Of course, Congress could raise tax hikes, but they are no more popular than spending cuts. Moreover, the growing deficit is mostly a result of increased spending. Over the coming decade, CBO estimates that outlays will rise faster than revenues, $2.2 trillion compared to $1.9 trillion. The disparity grows even greater in future years, as “revenues would grow faster than the economy but more slowly than spending,” according to CBO. Under the so‐called “Extended Baseline,” revenues will average 19.8 percent and outlays 29 percent of GDP by 2048. Over the last fifty years, these numbers averaged 17 and 20 percent, respectively.
In this world, what happens to the Pentagon, which spends so much money and time, and so many Americans’ lives, protecting other nations, most of which are populous and prosperous?
Cuts are inevitable. The obvious place to start is overseas contingency operations, funded by supplementals to the base‐budget appropriations. OCO monies peaked in 2007 and 2008 at 28 percent of Pentagon outlays. From 2001 to 2018 they averaged about a fifth. These funds mostly go for wars of choice, social engineering, and other dubious ventures without much to do with America’s “common defense.” (This practice creates another problem, obscuring military spending and its purpose. As CBO, explained, use of OCO “creates an inaccurate picture of what future defense spending might be in the absence of military conflicts.”)
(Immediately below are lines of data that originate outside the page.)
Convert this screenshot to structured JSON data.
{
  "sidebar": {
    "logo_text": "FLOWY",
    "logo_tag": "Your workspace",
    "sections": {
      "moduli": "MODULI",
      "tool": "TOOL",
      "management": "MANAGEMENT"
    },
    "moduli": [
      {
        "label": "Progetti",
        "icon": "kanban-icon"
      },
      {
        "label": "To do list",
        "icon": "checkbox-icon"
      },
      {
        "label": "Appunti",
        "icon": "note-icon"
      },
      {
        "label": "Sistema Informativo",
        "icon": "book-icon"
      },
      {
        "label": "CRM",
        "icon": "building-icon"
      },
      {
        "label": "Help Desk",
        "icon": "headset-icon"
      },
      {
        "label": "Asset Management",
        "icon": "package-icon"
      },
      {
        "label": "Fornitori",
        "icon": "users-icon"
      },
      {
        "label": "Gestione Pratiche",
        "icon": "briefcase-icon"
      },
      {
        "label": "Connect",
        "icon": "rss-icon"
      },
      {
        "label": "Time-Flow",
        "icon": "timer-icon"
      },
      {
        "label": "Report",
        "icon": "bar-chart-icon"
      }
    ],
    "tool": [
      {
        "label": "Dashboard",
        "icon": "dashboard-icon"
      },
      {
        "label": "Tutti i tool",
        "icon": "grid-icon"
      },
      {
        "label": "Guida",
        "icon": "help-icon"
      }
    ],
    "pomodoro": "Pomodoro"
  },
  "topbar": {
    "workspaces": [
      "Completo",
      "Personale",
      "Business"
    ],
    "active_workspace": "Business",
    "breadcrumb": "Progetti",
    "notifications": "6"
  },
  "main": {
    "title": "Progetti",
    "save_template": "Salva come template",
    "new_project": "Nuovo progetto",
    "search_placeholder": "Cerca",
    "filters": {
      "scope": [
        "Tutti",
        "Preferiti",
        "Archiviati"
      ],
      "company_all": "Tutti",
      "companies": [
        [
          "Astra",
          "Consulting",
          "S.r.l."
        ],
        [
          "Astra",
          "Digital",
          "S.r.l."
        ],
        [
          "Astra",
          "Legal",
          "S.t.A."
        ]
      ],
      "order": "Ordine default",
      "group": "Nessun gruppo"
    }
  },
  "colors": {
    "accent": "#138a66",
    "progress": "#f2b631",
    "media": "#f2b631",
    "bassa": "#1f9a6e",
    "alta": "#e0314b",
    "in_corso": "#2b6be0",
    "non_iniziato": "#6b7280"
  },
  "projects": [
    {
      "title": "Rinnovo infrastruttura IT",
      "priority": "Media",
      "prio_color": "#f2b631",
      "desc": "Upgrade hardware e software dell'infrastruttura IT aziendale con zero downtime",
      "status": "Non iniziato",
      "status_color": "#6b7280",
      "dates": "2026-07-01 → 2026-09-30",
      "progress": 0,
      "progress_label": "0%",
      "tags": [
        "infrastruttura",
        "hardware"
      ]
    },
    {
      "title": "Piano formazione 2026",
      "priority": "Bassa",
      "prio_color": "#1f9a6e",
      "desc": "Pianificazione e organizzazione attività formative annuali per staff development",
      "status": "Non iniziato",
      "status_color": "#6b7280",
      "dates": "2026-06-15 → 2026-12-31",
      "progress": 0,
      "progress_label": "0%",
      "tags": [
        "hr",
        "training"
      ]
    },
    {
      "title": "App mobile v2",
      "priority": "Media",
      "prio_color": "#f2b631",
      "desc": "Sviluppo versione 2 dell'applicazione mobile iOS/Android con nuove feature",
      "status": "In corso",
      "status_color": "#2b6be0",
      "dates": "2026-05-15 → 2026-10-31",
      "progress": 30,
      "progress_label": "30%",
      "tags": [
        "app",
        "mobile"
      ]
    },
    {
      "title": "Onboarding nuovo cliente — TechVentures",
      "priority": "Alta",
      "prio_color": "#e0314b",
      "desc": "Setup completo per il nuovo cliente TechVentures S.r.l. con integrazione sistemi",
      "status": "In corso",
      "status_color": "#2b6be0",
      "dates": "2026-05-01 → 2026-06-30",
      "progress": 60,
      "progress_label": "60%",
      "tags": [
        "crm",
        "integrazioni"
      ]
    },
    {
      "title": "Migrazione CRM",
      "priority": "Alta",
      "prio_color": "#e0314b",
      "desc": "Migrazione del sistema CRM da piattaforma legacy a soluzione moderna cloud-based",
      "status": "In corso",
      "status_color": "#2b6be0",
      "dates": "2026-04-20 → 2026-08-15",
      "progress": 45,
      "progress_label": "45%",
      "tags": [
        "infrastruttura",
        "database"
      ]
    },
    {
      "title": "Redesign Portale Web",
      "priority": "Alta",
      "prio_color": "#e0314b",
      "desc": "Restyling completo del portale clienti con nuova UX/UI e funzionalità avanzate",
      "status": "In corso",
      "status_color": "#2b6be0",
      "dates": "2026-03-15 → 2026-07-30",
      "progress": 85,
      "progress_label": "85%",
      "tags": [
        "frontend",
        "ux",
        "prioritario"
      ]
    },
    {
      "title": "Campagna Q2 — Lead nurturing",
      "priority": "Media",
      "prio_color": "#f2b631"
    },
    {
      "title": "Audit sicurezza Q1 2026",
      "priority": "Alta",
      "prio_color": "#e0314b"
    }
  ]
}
However, far more serious reductions are required. The base‐budget underwrites a system of guarantees, alliances, and deployments which are not sustainable—and wouldn’t be in America’s interest even if they were. The starting point, though, is to revise foreign policy. That is, cutting expenditures without trimming tasks risks creating a dangerous mismatch, forcing Washington to either abandon commitments made or uphold them without the necessary force. Instead, the administration should drop obsolete alliances, adjusting its force structure accordingly. That requires a serious debate over America’s role in the world and the inevitable trade‐off between military adventurism, domestic social programs, and private incomes.
Uncle Sam is like the congenital wastrel who keeps buying rounds at the neighborhood bar. As long he can run a tab—or his credit card charge goes through—he keeps going, heading toward inevitable disaster. The longer Washington waits to reform its ways, the bigger and more disruptive changes ultimately will have to be. Approving future cuts now, even with the effects delayed, would provide greater certainty and lower long‐term interest rates. Moreover, people could begin to adapt—at home to income cuts, abroad to burden‐shifting.
To stabilize Washington’s finances, all programs need to be addressed. However, military outlays deserve an especially thorough review. America First, as the president proclaims, should not mean ignoring the needs and rights of others. But it should recognize that the U.S. government’s highest duty is to its own people. America First also means that war, given the unique costs—lives lost, risks taken, money wasted—is a last resort undertaken only for the most serious, even vital purposes.